When the control unit 14 finishes the preparation process for changing the color map described above, the color element to be changed remains unchanged.
If the color map change is instructed by operating the predetermined button switch of the switch unit 13 twice (step S22.323), first, the addition result of the adder 28 is changed to the predetermined maximum value of color intensity (here Then 100)
It is checked whether it exceeds (step 524). If the addition result of the adder 28 does not exceed the maximum value, the control unit 14 selects this addition result using the selector 29 and writes it back into the original color data field of the register 26.
Thereafter, the contents of the original address of the color map table memory 12 are rewritten with the contents of the register 26 (color map data) (step 525). On the other hand, if the addition result of the adder 28 exceeds the maximum value, the control unit 14 selects a predetermined value 0 by the selector 29 and writes it back to the original color data field of the register 26, and then The contents of the original address of the color map table memory 12 are rewritten with the contents of 26 (step 826).
). When step S25 or step 82B ends, the process returns to step S15.

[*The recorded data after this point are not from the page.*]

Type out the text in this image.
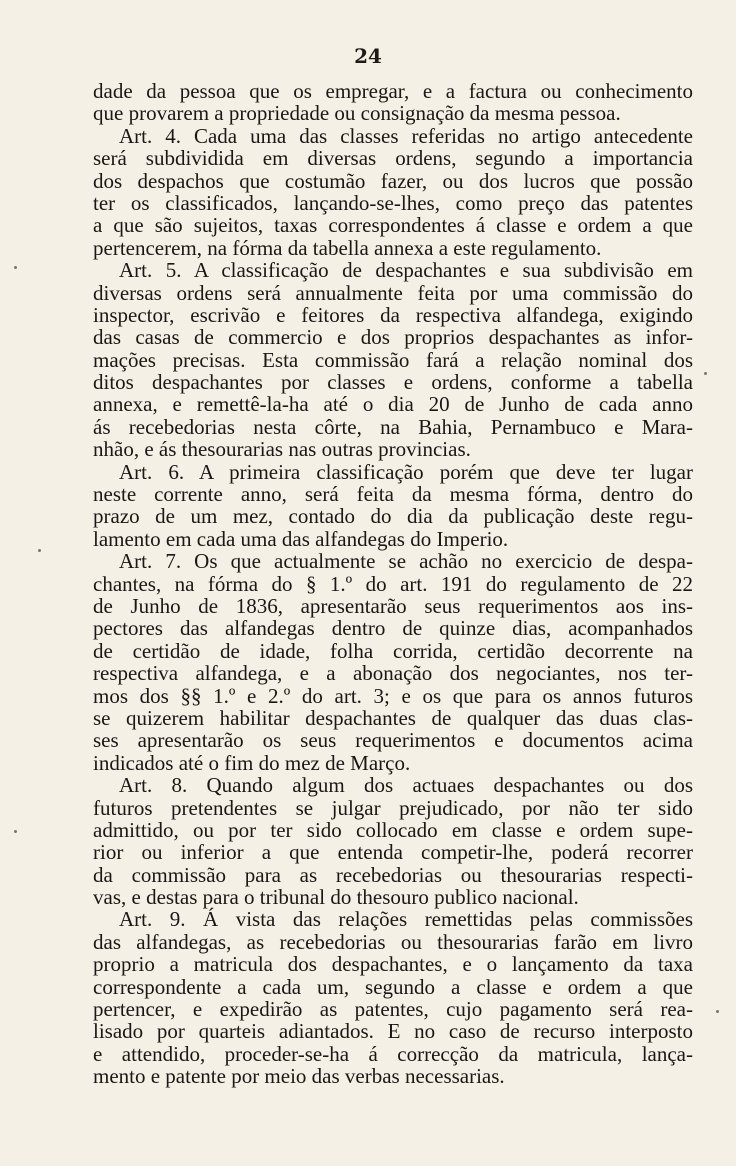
24
dade da pessoa que os empregar, e a factura ou conhecimento
que provarem a propriedade ou consignação da mesma pessoa.
Art. 4. Cada uma das classes referidas no artigo antecedente
será subdividida em diversas ordens, segundo a importancia
dos despachos que costumão fazer, ou dos lucros que possão
ter os classificados, lançando-se-lhes, como preço das patentes
a que são sujeitos, taxas correspondentes á classe e ordem a que
pertencerem, na fórma da tabella annexa a este regulamento.
Art. 5. A classificação de despachantes e sua subdivisão em
diversas ordens será annualmente feita por uma commissão do
inspector, escrivão e feitores da respectiva alfandega, exigindo
das casas de commercio e dos proprios despachantes as infor-
mações precisas. Esta commissão fará a relação nominal dos
ditos despachantes por classes e ordens, conforme a tabella
annexa, e remettê-la-ha até o dia 20 de Junho de cada anno
ás recebedorias nesta côrte, na Bahia, Pernambuco e Mara-
nhão, e ás thesourarias nas outras provincias.
Art. 6. A primeira classificação porém que deve ter lugar
neste corrente anno, será feita da mesma fórma, dentro do
prazo de um mez, contado do dia da publicação deste regu-
lamento em cada uma das alfandegas do Imperio.
Art. 7. Os que actualmente se achão no exercicio de despa-
chantes, na fórma do § 1.º do art. 191 do regulamento de 22
de Junho de 1836, apresentarão seus requerimentos aos ins-
pectores das alfandegas dentro de quinze dias, acompanhados
de certidão de idade, folha corrida, certidão decorrente na
respectiva alfandega, e a abonação dos negociantes, nos ter-
mos dos §§ 1.º e 2.º do art. 3; e os que para os annos futuros
se quizerem habilitar despachantes de qualquer das duas clas-
ses apresentarão os seus requerimentos e documentos acima
indicados até o fim do mez de Março.
Art. 8. Quando algum dos actuaes despachantes ou dos
futuros pretendentes se julgar prejudicado, por não ter sido
admittido, ou por ter sido collocado em classe e ordem supe-
rior ou inferior a que entenda competir-lhe, poderá recorrer
da commissão para as recebedorias ou thesourarias respecti-
vas, e destas para o tribunal do thesouro publico nacional.
Art. 9. Á vista das relações remettidas pelas commissões
das alfandegas, as recebedorias ou thesourarias farão em livro
proprio a matricula dos despachantes, e o lançamento da taxa
correspondente a cada um, segundo a classe e ordem a que
pertencer, e expedirão as patentes, cujo pagamento será rea-
lisado por quarteis adiantados. E no caso de recurso interposto
e attendido, proceder-se-ha á correcção da matricula, lança-
mento e patente por meio das verbas necessarias.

As described above, in this embodiment, in a state where R, G, or B color data change is requested, the switch part I3
Every time a predetermined button switch is operated once, the color data (current value) of the color map data in the color map table memory 12 specified by the color map address register 25 changes to (the current value of) ■ΔRG.
If B is added and the added value exceeds the maximum value, the value is 0
will be changed to That is, in this embodiment, the color map can be easily rewritten to a desired amount of change by repeating switch operations. In addition, if it is requested that the color being displayed is not affected, the color map data for the next color to be displayed, which is different from the color map data for other colors, is extracted from the color map table 12-1 and displayed on the screen. Therefore, even if the color map of the color map table 12-0 is rewritten for the next color to be displayed, the color being displayed will not be affected.

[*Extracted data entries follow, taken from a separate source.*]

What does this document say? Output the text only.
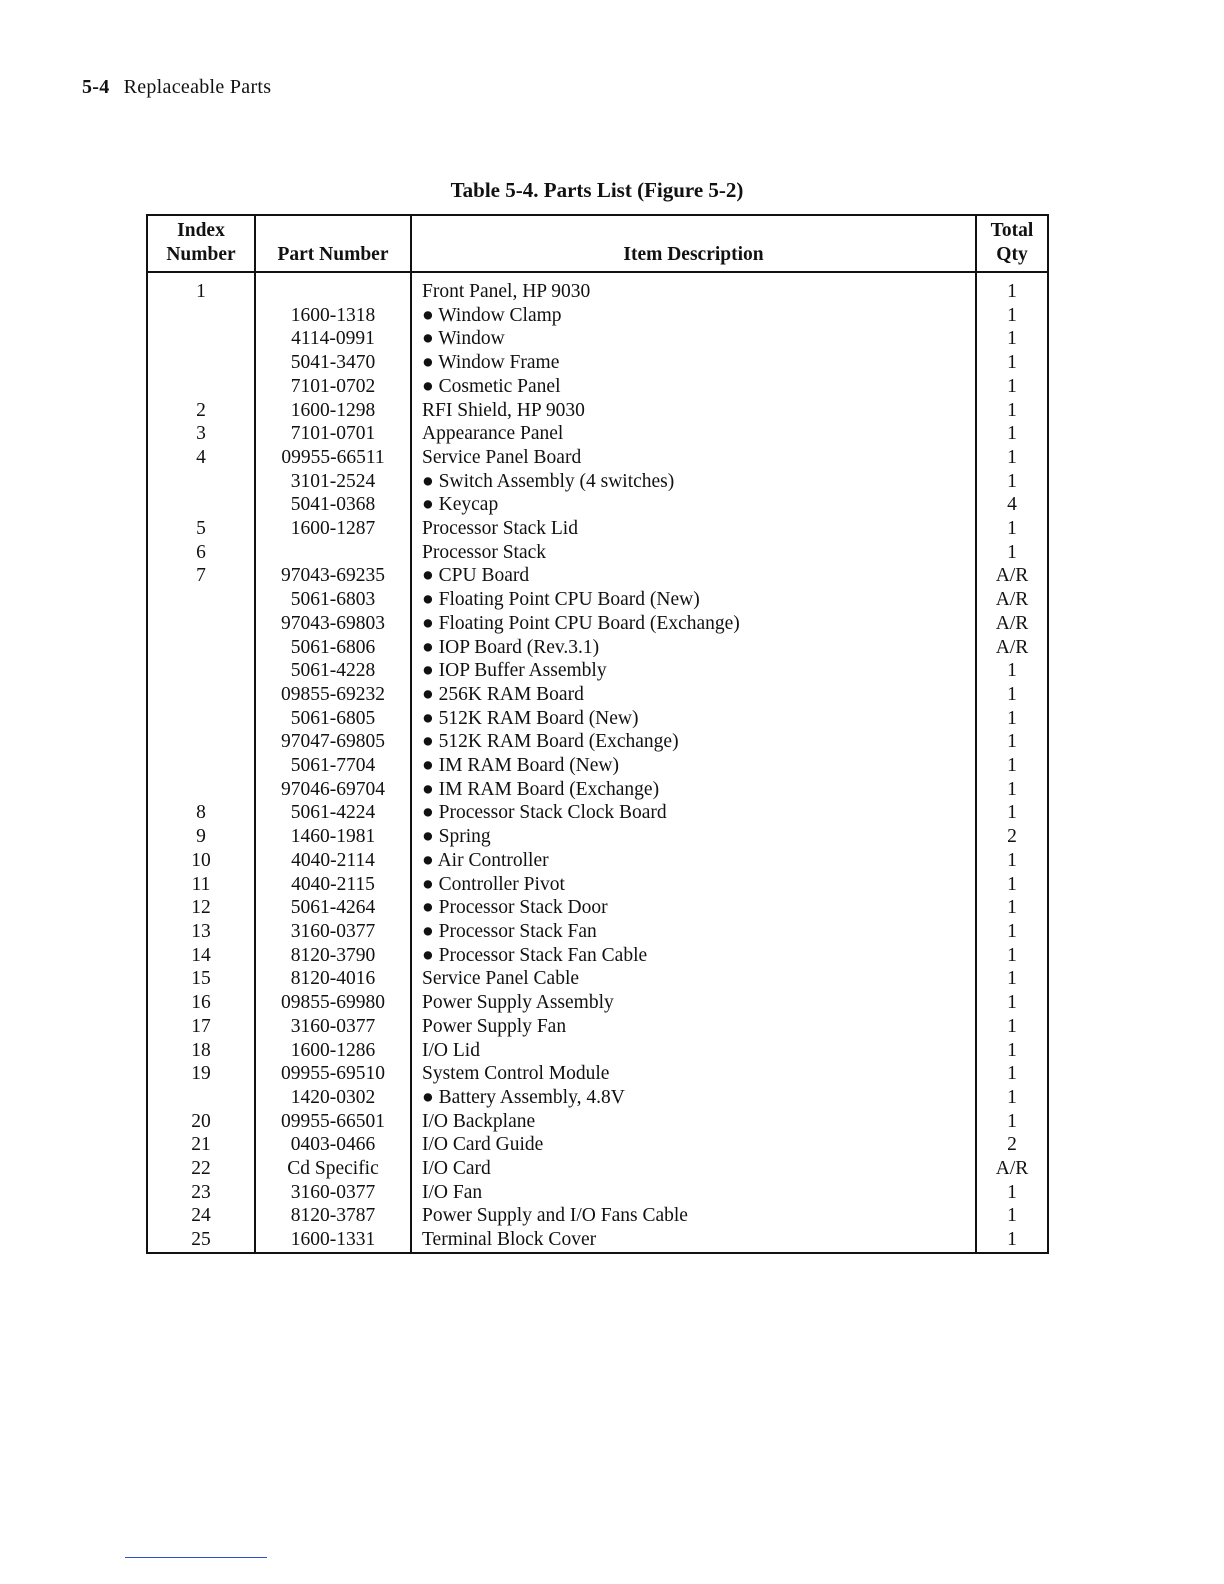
5-4 Replaceable Parts
Table 5-4. Parts List (Figure 5-2)
Index
Number	Part Number	Item Description	Total
Qty
1		Front Panel, HP 9030	1
	1600-1318	● Window Clamp	1
	4114-0991	● Window	1
	5041-3470	● Window Frame	1
	7101-0702	● Cosmetic Panel	1
2	1600-1298	RFI Shield, HP 9030	1
3	7101-0701	Appearance Panel	1
4	09955-66511	Service Panel Board	1
	3101-2524	● Switch Assembly (4 switches)	1
	5041-0368	● Keycap	4
5	1600-1287	Processor Stack Lid	1
6		Processor Stack	1
7	97043-69235	● CPU Board	A/R
	5061-6803	● Floating Point CPU Board (New)	A/R
	97043-69803	● Floating Point CPU Board (Exchange)	A/R
	5061-6806	● IOP Board (Rev.3.1)	A/R
	5061-4228	● IOP Buffer Assembly	1
	09855-69232	● 256K RAM Board	1
	5061-6805	● 512K RAM Board (New)	1
	97047-69805	● 512K RAM Board (Exchange)	1
	5061-7704	● IM RAM Board (New)	1
	97046-69704	● IM RAM Board (Exchange)	1
8	5061-4224	● Processor Stack Clock Board	1
9	1460-1981	● Spring	2
10	4040-2114	● Air Controller	1
11	4040-2115	● Controller Pivot	1
12	5061-4264	● Processor Stack Door	1
13	3160-0377	● Processor Stack Fan	1
14	8120-3790	● Processor Stack Fan Cable	1
15	8120-4016	Service Panel Cable	1
16	09855-69980	Power Supply Assembly	1
17	3160-0377	Power Supply Fan	1
18	1600-1286	I/O Lid	1
19	09955-69510	System Control Module	1
	1420-0302	● Battery Assembly, 4.8V	1
20	09955-66501	I/O Backplane	1
21	0403-0466	I/O Card Guide	2
22	Cd Specific	I/O Card	A/R
23	3160-0377	I/O Fan	1
24	8120-3787	Power Supply and I/O Fans Cable	1
25	1600-1331	Terminal Block Cover	1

[Effects of the Invention] As detailed above, according to the present invention, by switching and using two color map tables, it is possible to easily rewrite the color map while looking at the display screen without affecting the currently displayed color. It can be carried out.

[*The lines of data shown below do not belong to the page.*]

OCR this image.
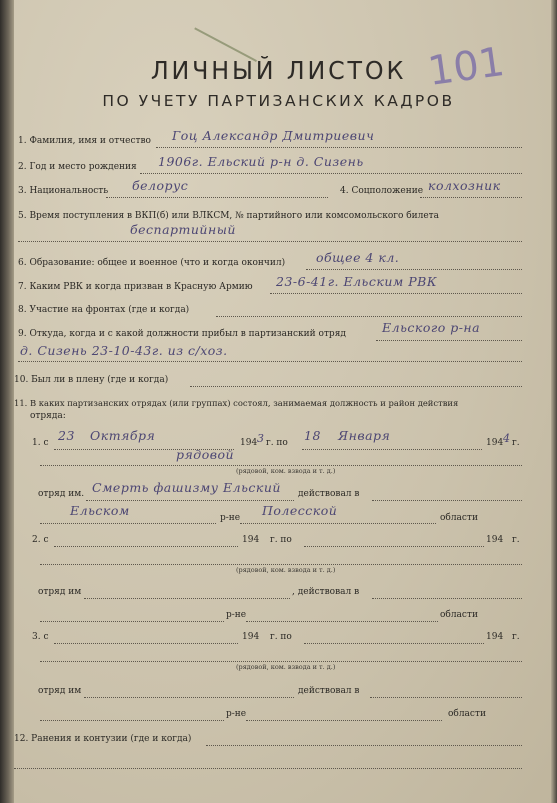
ЛИЧНЫЙ ЛИСТОК
ПО УЧЕТУ ПАРТИЗАНСКИХ КАДРОВ
101
1. Фамилия, имя и отчество Гоц Александр Дмитриевич
2. Год и место рождения 1906г. Ельский р-н д. Сизень
3. Национальность белорус	4. Соцположение колхозник
5. Время поступления в ВКП(б) или ВЛКСМ, № партийного или комсомольского билета
беспартийный
6. Образование: общее и военное (что и когда окончил) общее 4 кл.
7. Каким РВК и когда призван в Красную Армию 23-6-41г. Ельским РВК
8. Участие на фронтах (где и когда)
9. Откуда, когда и с какой должности прибыл в партизанский отряд	Ельского р-на
д. Сизень 23-10-43г. из с/хоз.
10. Был ли в плену (где и когда)
11. В каких партизанских отрядах (или группах) состоял, занимаемая должность и район действия
отряда:
1. с 23 Октября	194 3 г. по 18 Января	194 4 г.
рядовой
(рядовой, ком. взвода и т. д.)
отряд им. Смерть фашизму Ельский действовал в
Ельском	р-не Полесской	области
2. с	194 г. по	194 г.
(рядовой, ком. взвода и т. д.)
отряд им	, действовал в
р-не	области
3. с	194 г. по	194 г.
(рядовой, ком. взвода и т. д.)
отряд им	действовал в
р-не	области
12. Ранения и контузии (где и когда)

[Brief explanation of drawings]

FIG. 1 is a block diagram showing an embodiment of the present invention, FIG. 2 is a diagram showing the correspondence between the frame memory 11 and color map table memory 12 shown in FIG. 1, and FIG. 3 explains the operation. This is a flowchart for 11... Frame memory, 11-0 to 11-4... Bit map memory plane, 12... Color map table memory, 12-0.12-1... Color map table, 13... Switch section, 14...control unit, 2
1... Comparator, 28... Adder.

Claims (1)

[Claims] a first color map table for determining display colors;
In the initial state, a second color map table with the same contents as the first color map table, a table specification bit for specifying either the first or second color map table, and a table specification bit specified by this table specification bit. a frame memory for storing a frame memory pattern consisting of a table address for specifying the address of the first or second color map table; pattern matching detection means for sequentially comparing the frame memory pattern to which the table designating bit for specifying one color map table is added with all the frame memory patterns stored in the frame memory to detect whether or not there is a pattern match; and color map table switching means for changing the table designation bit in the corresponding frame memory pattern of the frame memory to the second color map table designation state each time a match is detected by the pattern match detection means. . A color map rewriting method, characterized in that the first color map table is accessed using a pattern corresponding to the table address specific to the color to be displayed next, and the color map is rewritten.